If a criminal can find out enough of your personal information, he can pretend to be you, committing what is known as identity theft. He can apply for loans or other benefits in your name and then abscond with the money. The first you will know of this is when an official contacts you asking why you have missed a payment on a loan you didn’t know you had!
Your Personnel FileAnyone wishing to commit identity theft in your workplace would naturally be drawn to the personnel records held by the human resources department. These contain all manner of juicy details – names, addresses, dates of birth and banking details – to get a fraudster’s juices flowing.
If you believe that your employer has a lax attitude towards the confidentiality of this information, then you must take steps to get them to tighten up their policies.
The safest approach is to minimise the information that is held about you in the first place. If you are asked for data, you have the legal right to know how it will be used. Some businesses don’t really need to know as much about you as they think they do. You are within your rights to withhold data from them as long as you don’t falsify the data you do supply.
SnoopingAs well as the data the company holds about you, there is also personal information that you communicate from your desk.
If you need to bring bank statements or utility bills into your workplace, you should keep them under lock and key. A certain degree of paranoia can be a healthy thing.

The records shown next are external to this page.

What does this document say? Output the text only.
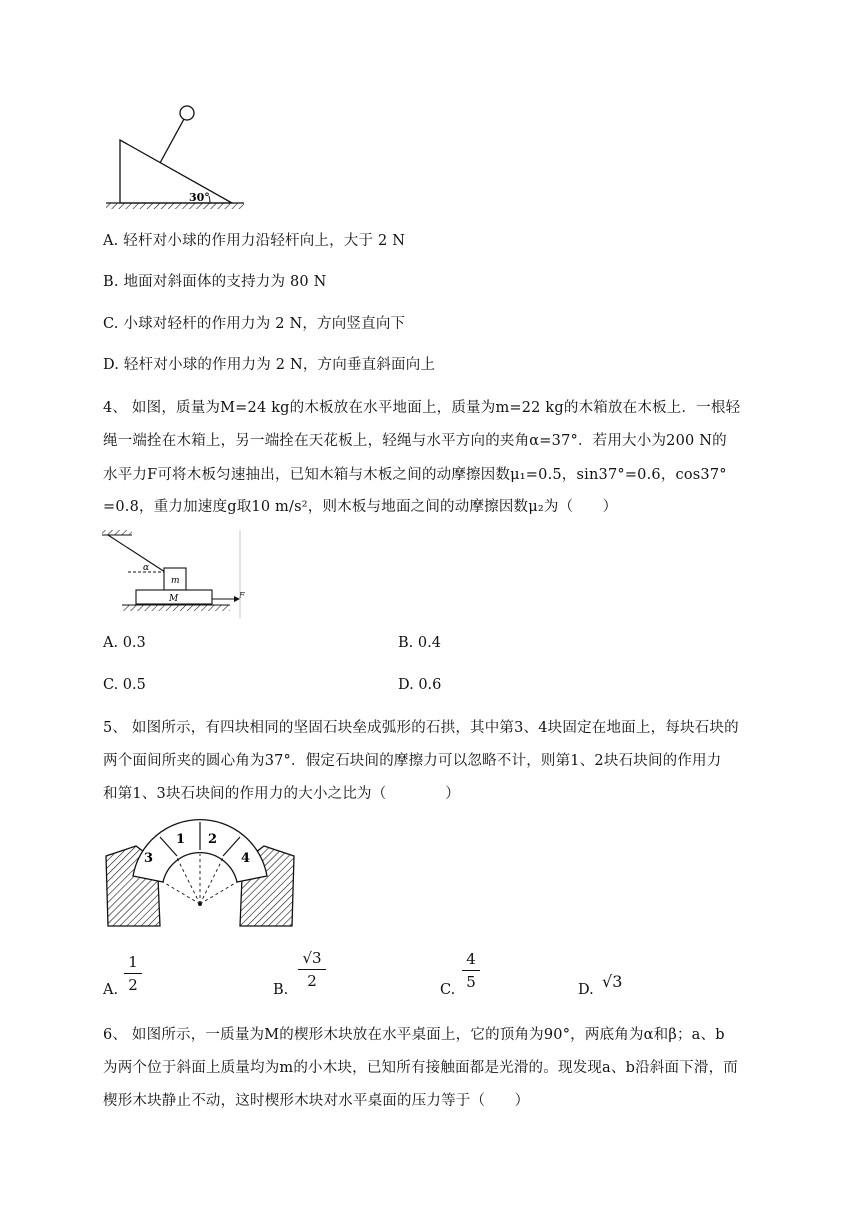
30°
A. 轻杆对小球的作用力沿轻杆向上，大于 2 N
B. 地面对斜面体的支持力为 80 N
C. 小球对轻杆的作用力为 2 N，方向竖直向下
D. 轻杆对小球的作用力为 2 N，方向垂直斜面向上
4、 如图，质量为M=24 kg的木板放在水平地面上，质量为m=22 kg的木箱放在木板上．一根轻
绳一端拴在木箱上，另一端拴在天花板上，轻绳与水平方向的夹角α=37°．若用大小为200 N的
水平力F可将木板匀速抽出，已知木箱与木板之间的动摩擦因数μ₁=0.5，sin37°=0.6，cos37°
=0.8，重力加速度g取10 m/s²，则木板与地面之间的动摩擦因数μ₂为（　　）
α
m
M	F
A. 0.3	B. 0.4
C. 0.5	D. 0.6
5、 如图所示，有四块相同的坚固石块垒成弧形的石拱，其中第3、4块固定在地面上，每块石块的
两个面间所夹的圆心角为37°．假定石块间的摩擦力可以忽略不计，则第1、2块石块间的作用力
和第1、3块石块间的作用力的大小之比为（　　　　）
3
1 2
4
A.
1
2	B.
√3
2	C.
4
5	D. √3
6、 如图所示，一质量为M的楔形木块放在水平桌面上，它的顶角为90°，两底角为α和β；a、b
为两个位于斜面上质量均为m的小木块，已知所有接触面都是光滑的。现发现a、b沿斜面下滑，而
楔形木块静止不动，这时楔形木块对水平桌面的压力等于（　　）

In all likelihood, your colleagues are trustworthy, but it doesn’t do any harm to take reasonable precautions.
You should take similar care when speaking on the telephone. For example, if you need to do telephone banking then it would be safer to do it from home, or using your mobile phone in private, rather than from the company phone on your desk.

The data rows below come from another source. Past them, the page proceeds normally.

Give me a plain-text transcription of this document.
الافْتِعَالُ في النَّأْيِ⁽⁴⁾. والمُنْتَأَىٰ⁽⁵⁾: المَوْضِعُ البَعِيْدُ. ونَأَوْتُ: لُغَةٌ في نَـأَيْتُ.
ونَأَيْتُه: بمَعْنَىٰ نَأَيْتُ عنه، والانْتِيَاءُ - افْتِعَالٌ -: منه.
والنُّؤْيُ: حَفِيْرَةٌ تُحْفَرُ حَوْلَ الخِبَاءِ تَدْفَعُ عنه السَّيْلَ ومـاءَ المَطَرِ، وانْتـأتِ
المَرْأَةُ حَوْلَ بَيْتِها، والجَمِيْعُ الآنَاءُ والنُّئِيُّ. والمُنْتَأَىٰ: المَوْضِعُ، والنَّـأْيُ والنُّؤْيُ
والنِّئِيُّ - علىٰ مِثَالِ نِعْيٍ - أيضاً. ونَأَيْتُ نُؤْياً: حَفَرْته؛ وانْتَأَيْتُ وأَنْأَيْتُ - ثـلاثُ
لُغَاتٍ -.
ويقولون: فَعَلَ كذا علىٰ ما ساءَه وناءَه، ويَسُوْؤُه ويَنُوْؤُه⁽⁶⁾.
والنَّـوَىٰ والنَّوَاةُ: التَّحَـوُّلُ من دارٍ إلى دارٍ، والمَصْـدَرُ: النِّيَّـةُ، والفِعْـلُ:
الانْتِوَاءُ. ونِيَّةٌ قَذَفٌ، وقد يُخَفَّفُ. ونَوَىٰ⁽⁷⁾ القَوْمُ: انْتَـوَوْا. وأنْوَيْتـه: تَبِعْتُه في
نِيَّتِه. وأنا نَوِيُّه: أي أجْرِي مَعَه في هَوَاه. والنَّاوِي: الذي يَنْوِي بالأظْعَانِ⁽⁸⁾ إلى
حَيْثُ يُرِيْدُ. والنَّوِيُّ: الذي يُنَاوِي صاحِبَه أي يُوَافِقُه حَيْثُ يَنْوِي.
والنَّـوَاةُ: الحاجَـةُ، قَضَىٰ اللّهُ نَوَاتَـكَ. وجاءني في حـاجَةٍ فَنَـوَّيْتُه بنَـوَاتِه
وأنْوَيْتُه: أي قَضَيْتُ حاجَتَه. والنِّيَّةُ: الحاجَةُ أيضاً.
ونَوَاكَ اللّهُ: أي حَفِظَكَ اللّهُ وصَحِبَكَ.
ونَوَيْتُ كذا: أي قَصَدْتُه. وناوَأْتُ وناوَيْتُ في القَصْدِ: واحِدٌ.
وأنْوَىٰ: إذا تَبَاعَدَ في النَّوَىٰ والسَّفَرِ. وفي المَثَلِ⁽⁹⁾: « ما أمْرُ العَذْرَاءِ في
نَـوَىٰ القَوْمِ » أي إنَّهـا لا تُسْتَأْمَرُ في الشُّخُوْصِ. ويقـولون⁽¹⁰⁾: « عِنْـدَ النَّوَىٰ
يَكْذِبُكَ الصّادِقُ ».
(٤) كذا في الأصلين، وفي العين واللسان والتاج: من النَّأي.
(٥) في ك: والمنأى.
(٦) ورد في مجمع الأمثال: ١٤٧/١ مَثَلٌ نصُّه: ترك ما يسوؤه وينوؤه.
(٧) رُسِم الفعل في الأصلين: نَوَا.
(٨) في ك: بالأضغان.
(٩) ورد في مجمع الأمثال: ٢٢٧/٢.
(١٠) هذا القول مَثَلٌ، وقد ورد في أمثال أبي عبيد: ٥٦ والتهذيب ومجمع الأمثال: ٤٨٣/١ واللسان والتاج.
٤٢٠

When it comes to using your work computer on the Internet, you have even less control of your privacy. Data could be captured using surveillance software installed on your PC without your knowledge, or intercepted at any point between you and its destination. Unless you are careful, your document folder and your web history will end up containing lots of private data that could be used by an identity thief.
Protecting YourselfThe best way to protect yourself from identity theft is to keep your data to yourself as much as possible. Don’t give your details to your employer unless they are really necessary, and avoid making any personal transactions from work, whether on paper, by phone or on the Internet.

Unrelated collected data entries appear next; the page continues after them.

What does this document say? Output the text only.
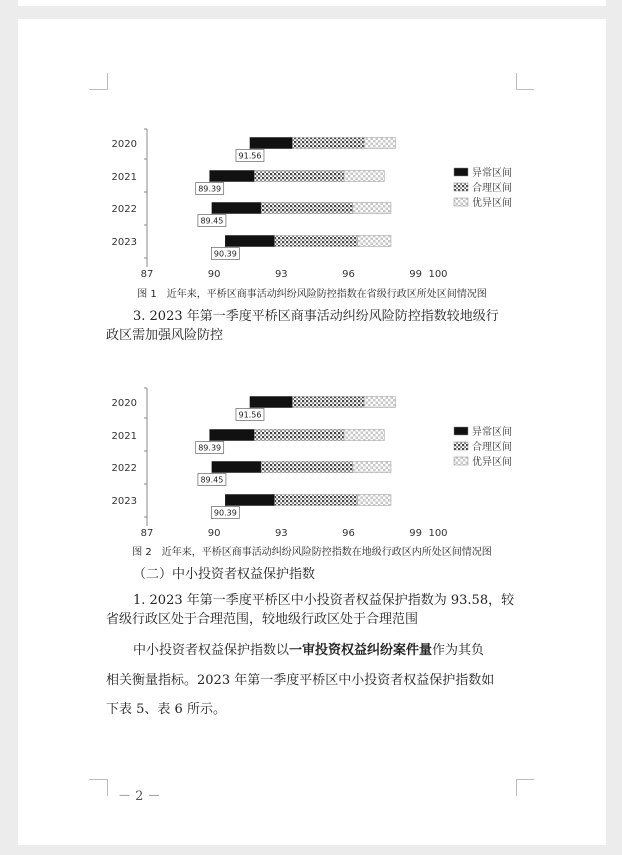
87	90	93	96	99 100
2020
91.56
2021
89.39
2022
89.45
2023
90.39
异常区间
合理区间
优异区间
图 1　近年来，平桥区商事活动纠纷风险防控指数在省级行政区所处区间情况图
3. 2023 年第一季度平桥区商事活动纠纷风险防控指数较地级行
政区需加强风险防控
87	90	93	96	99 100
2020
91.56
2021
89.39
2022
89.45
2023
90.39
异常区间
合理区间
优异区间
图 2　近年来，平桥区商事活动纠纷风险防控指数在地级行政区内所处区间情况图
（二）中小投资者权益保护指数
1. 2023 年第一季度平桥区中小投资者权益保护指数为 93.58，较
省级行政区处于合理范围，较地级行政区处于合理范围
中小投资者权益保护指数以一审投资权益纠纷案件量作为其负
相关衡量指标。2023 年第一季度平桥区中小投资者权益保护指数如
下表 5、表 6 所示。
－ 2 －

You must defend your data outside the workplace as well. Shred your personal documents before you dispose of them. This should apply to any paperwork with your name, address or other details on it, even if you do not think they could be used for identity theft. After all, you are not a criminal, so judging what’s important and what’s not can be difficult – if in doubt, shred it!
For private tasks, avoid using your work computer if you can. You are much safer using your home computer instead and ensuring that you have installed software on this to protect your privacy.
You must be vigilant against identity theft. If this happens to you, it could wreak your credit score and could even cost you money. By taking these simple precautions, you will make yourself a difficult target and identity thieves will most likely turn their attentions to richer pickings elsewhere.
*The EU General Data Protection Regulation (GDPR) superseded the UK Data Protection Act 1998 on May 25, 2018. It expands the rights of individuals to control how their personal data is collected and processed, and places a range of new obligations on organisations to be more accountable for data protection.
Organisations are obliged to have technical and procedural measures in place to safeguard the personal information they hold. If you do not believe that an organisation that you have entrusted your records to is behaving responsibly, you have cause to complain to them, or ultimately to the Information Commissioner.